Poa siphonoglossa
- Conservation status: Critically Endangered (IUCN 3.1)

Scientific classification
- Kingdom: Plantae
- Clade: Tracheophytes
- Clade: Angiosperms
- Clade: Monocots
- Clade: Commelinids
- Order: Poales
- Family: Poaceae
- Subfamily: Pooideae
- Genus: Poa
- Species: P. siphonoglossa
- Binomial name: Poa siphonoglossa (Reichardt [de]) Hitchc.

= Poa siphonoglossa =

- Genus: Poa
- Species: siphonoglossa
- Authority: (Reichardt) Hitchc.
- Conservation status: CR

Species of grass

Poa siphonoglossa is a rare species of grass known by the common names Kauai bluegrass and island bluegrass. It is endemic to Hawaii, where it is limited to the island of Kauai. It is threatened by the loss and modification of its habitat. It is a federally listed endangered species of the United States.

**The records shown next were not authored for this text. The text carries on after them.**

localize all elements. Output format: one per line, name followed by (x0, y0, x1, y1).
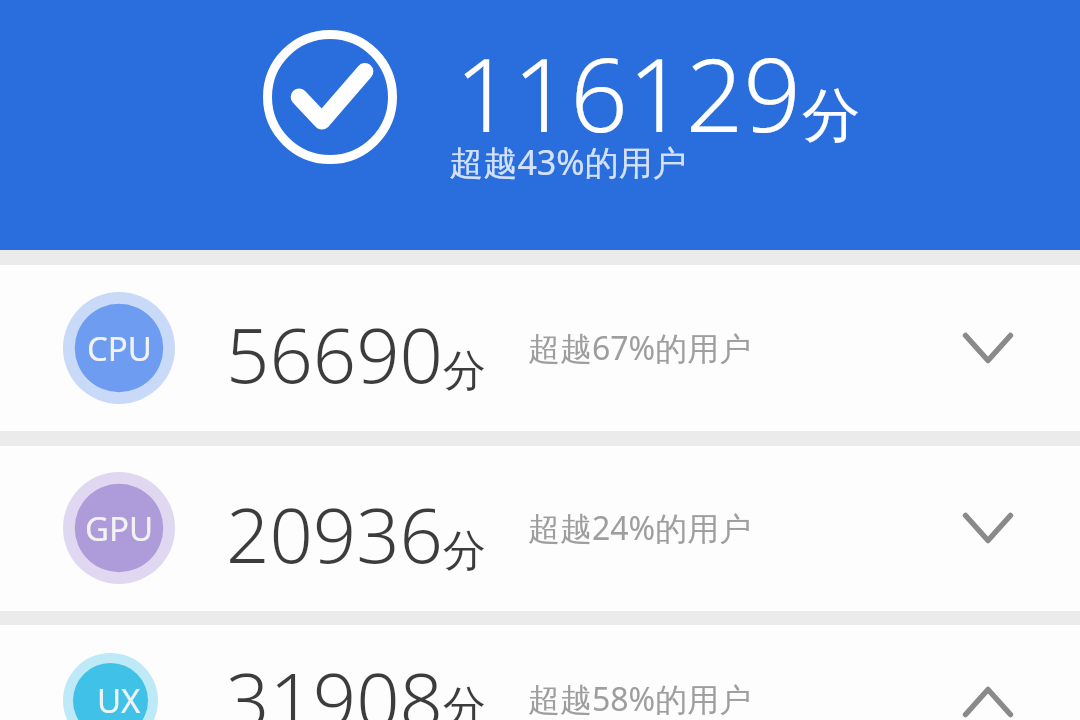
staticText: 超越67%的用户 (528, 326, 752, 370)
staticText: GPU (85, 506, 154, 551)
staticText: 超越58%的用户 (528, 677, 752, 720)
staticText: 分 (443, 524, 486, 578)
staticText: 超越24%的用户 (528, 506, 752, 550)
staticText: CPU (87, 326, 152, 371)
staticText: 116129 (455, 24, 802, 162)
staticText: 分 (443, 680, 486, 720)
button[interactable]: CPU (0, 265, 1080, 431)
button[interactable]: UX (0, 625, 1080, 720)
other: Benchmark complete (263, 30, 397, 164)
staticText: 分 (443, 344, 486, 398)
staticText: 超越43%的用户 (56, 139, 1080, 185)
staticText: 分 (802, 79, 860, 152)
staticText: 20936 (226, 482, 443, 586)
staticText: UX (97, 678, 141, 720)
staticText: 31908 (226, 647, 443, 720)
button[interactable]: Expand (955, 495, 1021, 561)
staticText: 56690 (226, 302, 443, 406)
button[interactable]: Expand (955, 315, 1021, 381)
button[interactable]: GPU (0, 446, 1080, 611)
button[interactable]: Collapse (955, 669, 1021, 720)
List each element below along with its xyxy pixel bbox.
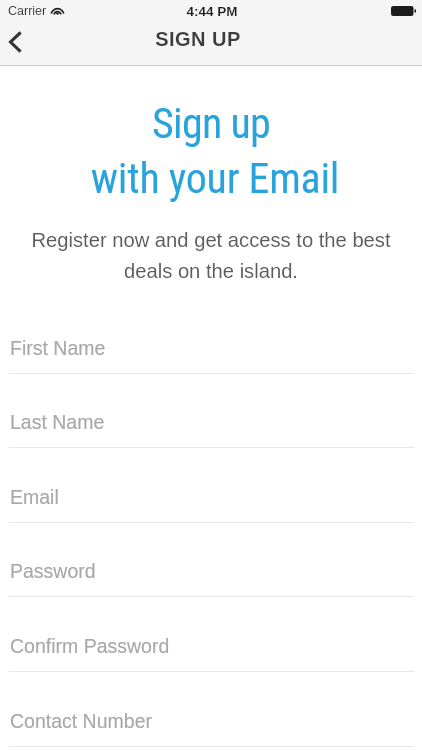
staticText: Carrier xyxy=(8,4,47,18)
staticText: First Name xyxy=(10,337,106,359)
staticText: Confirm Password xyxy=(10,635,170,657)
button[interactable]: First Name xyxy=(0,329,422,375)
button[interactable]: Contact Number xyxy=(0,702,422,748)
button[interactable]: Back xyxy=(0,22,35,62)
staticText: with your Email xyxy=(4,154,422,203)
staticText: Email xyxy=(10,486,59,508)
staticText: Register now and get access to the best … xyxy=(0,229,422,282)
other: Battery full xyxy=(391,6,416,16)
staticText: Last Name xyxy=(10,411,105,433)
staticText: 4:44 PM xyxy=(1,4,422,19)
staticText: Password xyxy=(10,560,96,582)
button[interactable]: Email xyxy=(0,478,422,524)
button[interactable]: Confirm Password xyxy=(0,627,422,673)
button[interactable]: Password xyxy=(0,552,422,598)
staticText: Contact Number xyxy=(10,710,152,732)
staticText: Sign up xyxy=(0,99,422,148)
staticText: SIGN UP xyxy=(0,28,409,50)
other: Wi-Fi signal xyxy=(51,5,64,15)
button[interactable]: Last Name xyxy=(0,403,422,449)
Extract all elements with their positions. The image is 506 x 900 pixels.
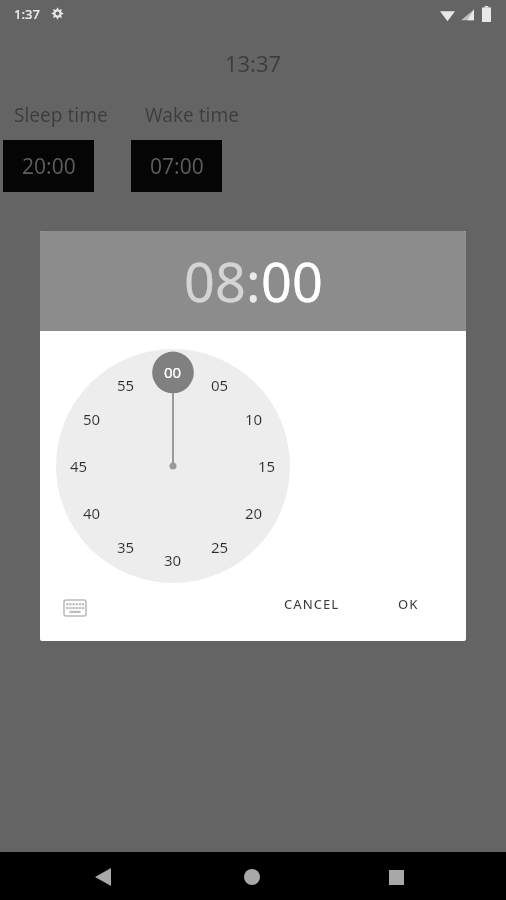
button[interactable]: 30 — [160, 547, 186, 573]
button[interactable]: 00 — [261, 244, 323, 318]
staticText: 25 — [211, 537, 229, 557]
staticText: Sleep time — [14, 102, 108, 128]
button[interactable]: 00 — [160, 359, 186, 385]
staticText: 40 — [83, 503, 101, 523]
staticText: OK — [398, 595, 419, 613]
staticText: 50 — [83, 409, 101, 429]
staticText: 07:00 — [150, 152, 204, 181]
staticText: 20 — [245, 503, 263, 523]
staticText: 20:00 — [22, 152, 76, 181]
staticText: 13:37 — [0, 48, 506, 78]
staticText: 00 — [164, 362, 182, 382]
button[interactable]: 07:00 — [131, 140, 222, 192]
button[interactable]: 20 — [241, 500, 267, 526]
staticText: 1:37 — [14, 5, 40, 23]
button[interactable]: Back — [92, 866, 114, 888]
button[interactable]: 40 — [79, 500, 105, 526]
button[interactable]: CANCEL — [284, 595, 340, 613]
button[interactable]: 20:00 — [3, 140, 94, 192]
button[interactable]: 05 — [207, 372, 233, 398]
button[interactable]: 50 — [79, 406, 105, 432]
staticText: Wake time — [145, 102, 239, 128]
button[interactable]: 15 — [254, 453, 280, 479]
button[interactable]: 25 — [207, 534, 233, 560]
staticText: CANCEL — [284, 595, 340, 613]
staticText: 30 — [164, 550, 182, 570]
staticText: 55 — [117, 375, 135, 395]
button[interactable]: 08 — [184, 244, 246, 318]
staticText: 35 — [117, 537, 135, 557]
button[interactable]: Switch to text input — [60, 593, 90, 623]
staticText: 05 — [211, 375, 229, 395]
staticText: 45 — [70, 456, 88, 476]
staticText: 15 — [258, 456, 276, 476]
button[interactable]: Recent apps — [385, 866, 407, 888]
button[interactable]: 55 — [113, 372, 139, 398]
button[interactable]: OK — [398, 595, 419, 613]
button[interactable]: Home — [241, 866, 263, 888]
button[interactable]: 10 — [241, 406, 267, 432]
button[interactable]: 45 — [66, 453, 92, 479]
staticText: : — [246, 244, 261, 318]
staticText: 10 — [245, 409, 263, 429]
button[interactable]: 35 — [113, 534, 139, 560]
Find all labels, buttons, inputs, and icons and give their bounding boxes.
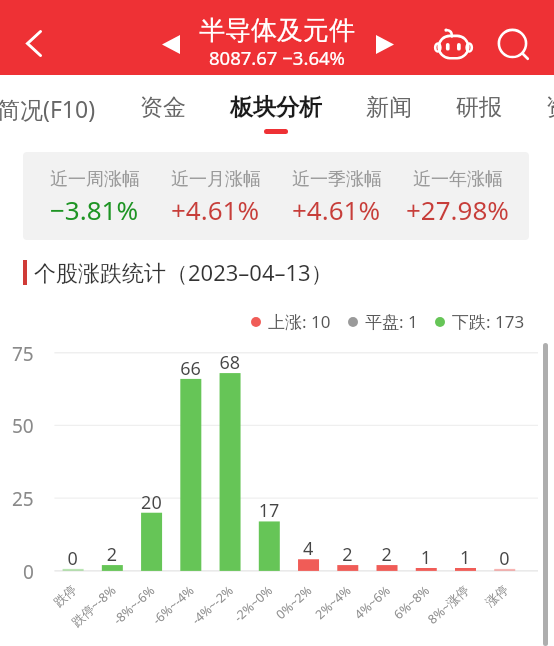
staticText: −3.81% (50, 192, 139, 227)
button[interactable]: Next sector (367, 26, 403, 62)
staticText: 上涨: 10 (268, 310, 331, 333)
staticText: 研报 (456, 93, 502, 122)
staticText: +4.61% (171, 192, 260, 227)
button[interactable]: AI assistant (428, 18, 479, 69)
staticText: 资金 (140, 93, 186, 122)
staticText: 8087.67 −3.64% (209, 45, 345, 70)
button[interactable]: 板块分析 (208, 75, 344, 134)
staticText: 近一周涨幅 (50, 168, 140, 191)
staticText: +27.98% (406, 192, 509, 227)
button[interactable]: Previous sector (153, 26, 189, 62)
button[interactable]: Back (7, 17, 60, 70)
staticText: 个股涨跌统计（2023–04–13） (34, 257, 333, 287)
staticText: 下跌: 173 (452, 310, 525, 333)
button[interactable]: 平盘: 1 (348, 310, 418, 333)
staticText: 新闻 (366, 93, 412, 122)
staticText: 近一季涨幅 (292, 168, 382, 191)
staticText: 板块分析 (230, 93, 322, 122)
staticText: +4.61% (292, 192, 381, 227)
button[interactable]: 研报 (434, 75, 524, 134)
button[interactable]: 下跌: 173 (435, 310, 525, 333)
staticText: 近一年涨幅 (413, 168, 503, 191)
button[interactable]: 简况(F10) (0, 75, 118, 136)
button[interactable]: 个股涨跌统计（2023–04–13） (23, 257, 333, 287)
staticText: 平盘: 1 (365, 310, 418, 333)
button[interactable]: 新闻 (344, 75, 434, 134)
staticText: 近一月涨幅 (171, 168, 261, 191)
staticText: 简况(F10) (0, 93, 96, 124)
staticText: 半导体及元件 (199, 14, 355, 47)
button[interactable]: 资金 (118, 75, 208, 134)
button[interactable]: 上涨: 10 (251, 310, 331, 333)
button[interactable]: Search (489, 20, 539, 70)
button[interactable]: 近一周涨幅 (23, 152, 529, 240)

There are three species of Poa native to Hawaii, and all are endemic to Kauai. As of 1995, there were five populations of this species totalling about 50 individuals. The plant grows on moist, shady slopes.

This is a perennial grass growing in tufts. The stems lose their leaves early and then resemble naked, erect rushes.

This grass is threatened by deer, feral goats and pigs damaging its habitat, and the invasion of introduced species of plants.